Mais cette fois, c’est un journaliste néerlandais, qui fait des recherches sur Reinhard Heydrich, un des concepteurs de la destruction des Juifs d’Europe, qui révèle un nouveau pan du passé.
« Il a tiré de sa serviette un document en anglais. Je vois alors le nom complet de mon père », relate-t-elle. « C’était le témoignage du commandant du commando 5 de l’Einsatzgruppe C, qui raconte la première grande exécution à Kiev. »
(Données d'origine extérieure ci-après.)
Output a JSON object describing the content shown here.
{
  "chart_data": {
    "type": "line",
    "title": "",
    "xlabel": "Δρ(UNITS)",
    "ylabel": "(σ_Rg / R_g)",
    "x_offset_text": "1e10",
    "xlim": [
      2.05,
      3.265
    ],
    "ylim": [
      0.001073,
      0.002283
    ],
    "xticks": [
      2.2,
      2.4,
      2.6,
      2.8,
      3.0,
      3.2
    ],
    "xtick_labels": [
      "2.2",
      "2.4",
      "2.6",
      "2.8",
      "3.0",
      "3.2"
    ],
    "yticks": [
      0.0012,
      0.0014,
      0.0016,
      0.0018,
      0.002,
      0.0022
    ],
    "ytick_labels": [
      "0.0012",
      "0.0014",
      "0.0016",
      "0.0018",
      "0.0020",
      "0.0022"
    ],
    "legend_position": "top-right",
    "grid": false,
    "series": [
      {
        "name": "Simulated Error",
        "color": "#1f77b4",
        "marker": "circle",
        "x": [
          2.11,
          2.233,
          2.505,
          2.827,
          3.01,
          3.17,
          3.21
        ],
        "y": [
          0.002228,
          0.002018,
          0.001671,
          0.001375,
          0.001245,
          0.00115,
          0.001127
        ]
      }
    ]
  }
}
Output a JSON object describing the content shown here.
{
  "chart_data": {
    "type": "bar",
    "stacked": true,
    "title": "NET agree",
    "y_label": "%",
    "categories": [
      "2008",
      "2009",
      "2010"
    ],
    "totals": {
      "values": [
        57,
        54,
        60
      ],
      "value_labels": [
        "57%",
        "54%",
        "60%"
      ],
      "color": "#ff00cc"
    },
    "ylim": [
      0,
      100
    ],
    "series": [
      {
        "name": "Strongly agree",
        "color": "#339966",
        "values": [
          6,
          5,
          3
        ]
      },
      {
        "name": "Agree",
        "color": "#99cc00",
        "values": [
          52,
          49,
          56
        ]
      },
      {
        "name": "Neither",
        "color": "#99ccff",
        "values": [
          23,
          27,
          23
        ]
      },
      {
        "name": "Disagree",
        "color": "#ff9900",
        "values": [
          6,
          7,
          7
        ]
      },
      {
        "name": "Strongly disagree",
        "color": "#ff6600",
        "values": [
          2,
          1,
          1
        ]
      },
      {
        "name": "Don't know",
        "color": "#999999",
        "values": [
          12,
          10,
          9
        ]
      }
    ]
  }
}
« Le commandant affirme qu’il a tenté de refuser, ce qui n’était pas possible. Donc, il dit avoir convoqué le médecin, mon père, pour s’assurer que tout se passerait de manière hygiénique et régulière », enchaîne l’ancienne enseignante, qui reçoit ainsi avec effroi la « première preuve » que son père a assisté à au moins une exécution collective.
Mme Brix sait aussi que son père était présent à Kiev lors du massacre du ravin de Babi Yar. Plus de 33.000 Juifs ont été exécutés les 29 et 30 septembre 1941 dans l’actuelle capitale ukrainienne. Mais pas s’il était physiquement présent sur le lieu de l’exécution.
Coïncidence, qui crée selon Mme Brix un lien invisible entre cet épisode ukrainien et son propre cheminement: Peter Kröger a obtenu une permission quelques jours après Babi Yar pour aller en Allemagne saluer sa naissance.
L’ancienne professeure, contrairement à sa soeur et son frère, qui pense lui qu’il ne faut pas remuer le passé paternel, multiplie depuis les recherches sur la Seconde Guerre mondiale et s’implique dans le travail de mémoire en Allemagne.
Mme Brix est notamment devenue l’une des figures de l’association franco-allemande Mémoire à quatre voix, qui rassemble descendants de nazis et de résistants et intervient dans des établissements scolaires des deux pays.